Però, se accendo la televisione, se mi soffermo in un edicola davanti alle copertine esposte, se guardo (anche d’inverno) come sono (s)vestite il sabato sera, durante le feste in piazza, in discoteca, molte giovani donne, sento che c’è qualche cosa che non va. L’esibizione del corpo come richiamo sessuale è (quasi) la norma. I modelli di comportamento che strati sociali meno difesi dalla cultura acquisita traggono dal cinema e dalla televisione, vanno (quasi) tutti verso la medesima direzione.
Da giovani è difficile convivere con la propria acerba e sfuggente identità. Lo stereotipo permette di identificarsi, riconoscersi e quindi avere identità. Tutti quei corpi scoperti mi disturbano perché sanno di… bestiame. Di persone ridotte a corpo.
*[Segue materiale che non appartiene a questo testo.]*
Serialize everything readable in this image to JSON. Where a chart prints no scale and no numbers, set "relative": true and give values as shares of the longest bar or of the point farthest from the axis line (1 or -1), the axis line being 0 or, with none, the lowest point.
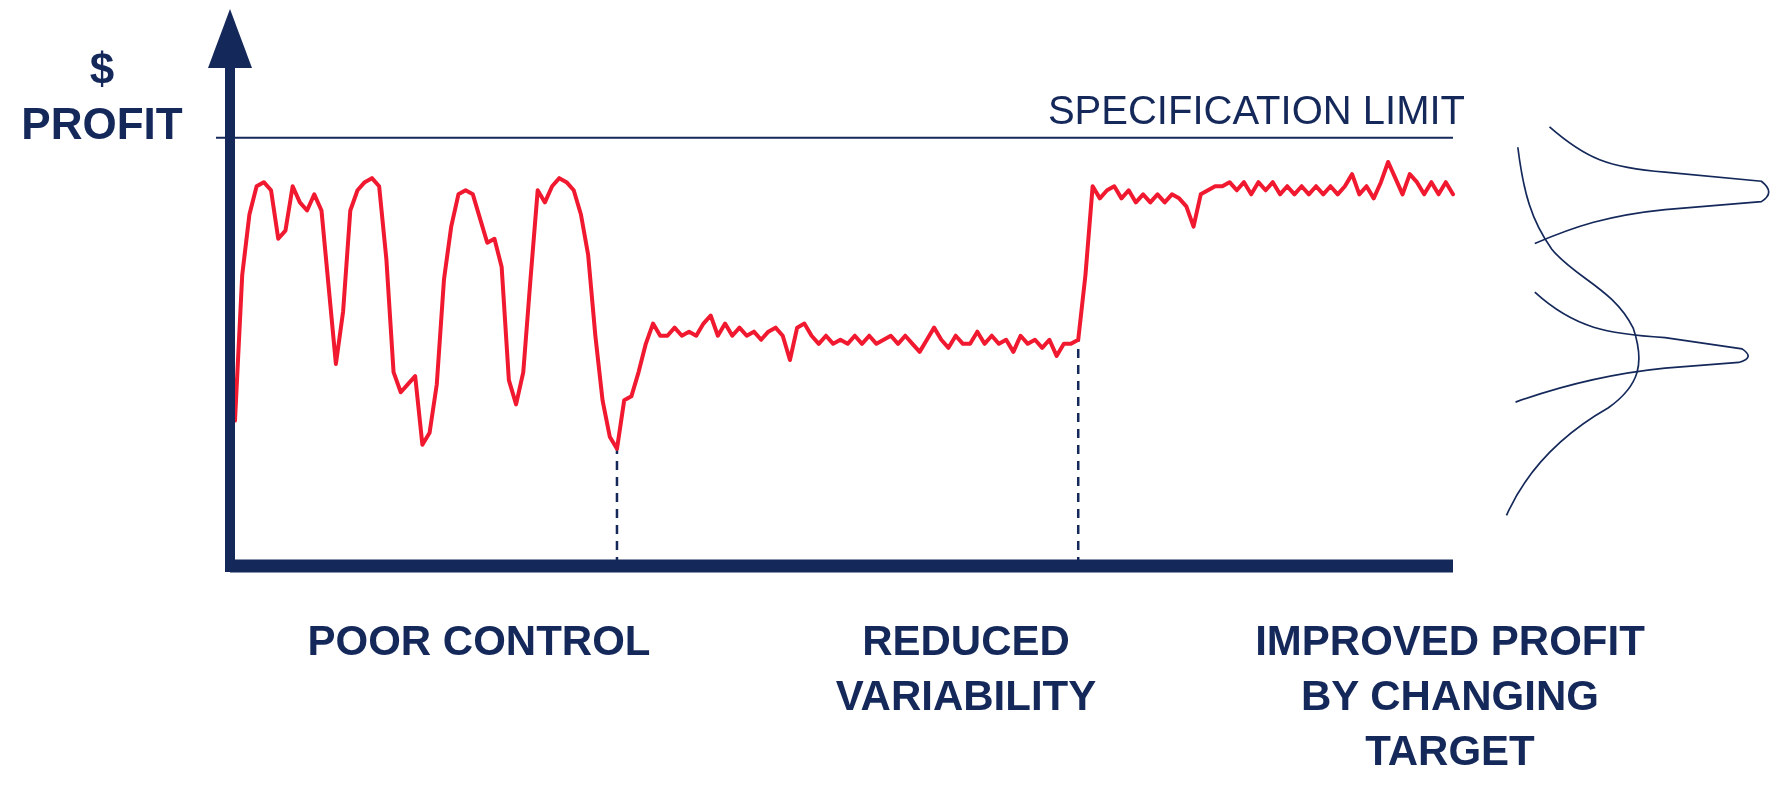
{
  "chart_data": {
    "type": "line",
    "relative": true,
    "ylabel": "$\nPROFIT",
    "line_style": "solid",
    "categories": [
      null,
      null,
      null,
      null,
      null,
      null,
      null,
      null,
      null,
      null,
      null,
      null,
      null,
      null,
      null,
      null,
      null,
      null,
      null,
      null,
      null,
      null,
      null,
      null,
      null,
      null,
      null,
      null,
      null,
      null,
      null,
      null,
      null,
      null,
      null,
      null,
      null,
      null,
      null,
      null,
      null,
      null,
      null,
      null,
      null,
      null,
      null,
      null,
      null,
      null,
      null,
      null,
      null,
      null,
      null,
      null,
      null,
      null,
      null,
      null,
      null,
      null,
      null,
      null,
      null,
      null,
      null,
      null,
      null,
      null,
      null,
      null,
      null,
      null,
      null,
      null,
      null,
      null,
      null,
      null,
      null,
      null,
      null,
      null,
      null,
      null,
      null,
      null,
      null,
      null,
      null,
      null,
      null,
      null,
      null,
      null,
      null,
      null,
      null,
      null,
      null,
      null,
      null,
      null,
      null,
      null,
      null,
      null,
      null,
      null,
      null,
      null,
      null,
      null,
      null,
      null,
      null,
      null,
      null,
      null,
      null,
      null,
      null,
      null,
      null,
      null,
      null,
      null,
      null,
      null,
      null,
      null,
      null,
      null,
      null,
      null,
      null,
      null,
      null,
      null,
      null,
      null,
      null,
      null,
      null,
      null,
      null,
      null,
      null,
      null,
      null,
      null,
      null,
      null,
      null,
      null,
      null,
      null,
      null,
      null,
      null,
      null,
      null,
      null,
      null,
      null,
      null,
      null,
      null,
      null
    ],
    "ref_lines": [
      {
        "axis": "y",
        "value": 1.06,
        "label": "SPECIFICATION LIMIT",
        "color": "#14285a",
        "line_style": "solid"
      }
    ],
    "annotations": [
      "POOR CONTROL",
      "REDUCED\nVARIABILITY",
      "IMPROVED PROFIT\nBY CHANGING\nTARGET"
    ],
    "series": [
      {
        "color": "#f0192f",
        "values": [
          0.36,
          0.72,
          0.87,
          0.94,
          0.95,
          0.93,
          0.81,
          0.83,
          0.94,
          0.9,
          0.88,
          0.92,
          0.88,
          0.69,
          0.5,
          0.63,
          0.88,
          0.93,
          0.95,
          0.96,
          0.94,
          0.76,
          0.48,
          0.43,
          0.45,
          0.47,
          0.3,
          0.33,
          0.45,
          0.71,
          0.84,
          0.92,
          0.93,
          0.92,
          0.86,
          0.8,
          0.81,
          0.74,
          0.46,
          0.4,
          0.48,
          0.71,
          0.93,
          0.9,
          0.94,
          0.96,
          0.95,
          0.93,
          0.87,
          0.77,
          0.57,
          0.41,
          0.32,
          0.29,
          0.41,
          0.42,
          0.48,
          0.55,
          0.6,
          0.57,
          0.57,
          0.59,
          0.57,
          0.58,
          0.57,
          0.6,
          0.62,
          0.57,
          0.6,
          0.57,
          0.59,
          0.57,
          0.58,
          0.56,
          0.58,
          0.59,
          0.57,
          0.51,
          0.59,
          0.6,
          0.57,
          0.55,
          0.57,
          0.55,
          0.56,
          0.55,
          0.57,
          0.55,
          0.57,
          0.55,
          0.56,
          0.57,
          0.55,
          0.57,
          0.55,
          0.53,
          0.56,
          0.59,
          0.56,
          0.54,
          0.57,
          0.55,
          0.55,
          0.58,
          0.55,
          0.57,
          0.55,
          0.56,
          0.53,
          0.57,
          0.55,
          0.56,
          0.54,
          0.56,
          0.52,
          0.55,
          0.55,
          0.56,
          0.72,
          0.94,
          0.91,
          0.93,
          0.94,
          0.91,
          0.93,
          0.9,
          0.92,
          0.9,
          0.92,
          0.9,
          0.92,
          0.91,
          0.89,
          0.84,
          0.92,
          0.93,
          0.94,
          0.94,
          0.95,
          0.93,
          0.95,
          0.92,
          0.95,
          0.93,
          0.95,
          0.92,
          0.94,
          0.92,
          0.94,
          0.92,
          0.94,
          0.92,
          0.94,
          0.92,
          0.94,
          0.97,
          0.92,
          0.94,
          0.91,
          0.95,
          1.0,
          0.96,
          0.92,
          0.97,
          0.95,
          0.92,
          0.95,
          0.92,
          0.95,
          0.92
        ]
      }
    ]
  }
}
Spesso un corpo al servizio della funzione del sesso come stereotipo, senza erotismo né coscienza.
Immagino che, per chi viene da culture dove le donne sono coperte sino agli occhi, tanta carne scoperta sia addirittura scioccante, disturbante, innaturale.
Noi chiediamo rispetto per il nostro “stile di vita”.
Qualche volta pensare, anche, a non dare scandalo può essere un pensiero di libertà, quando non è figlio di una costrizione o di un abuso.
Inoltre, un pensiero su quel che si sta facendo (s)vestendosi in quel modo non può che giovare.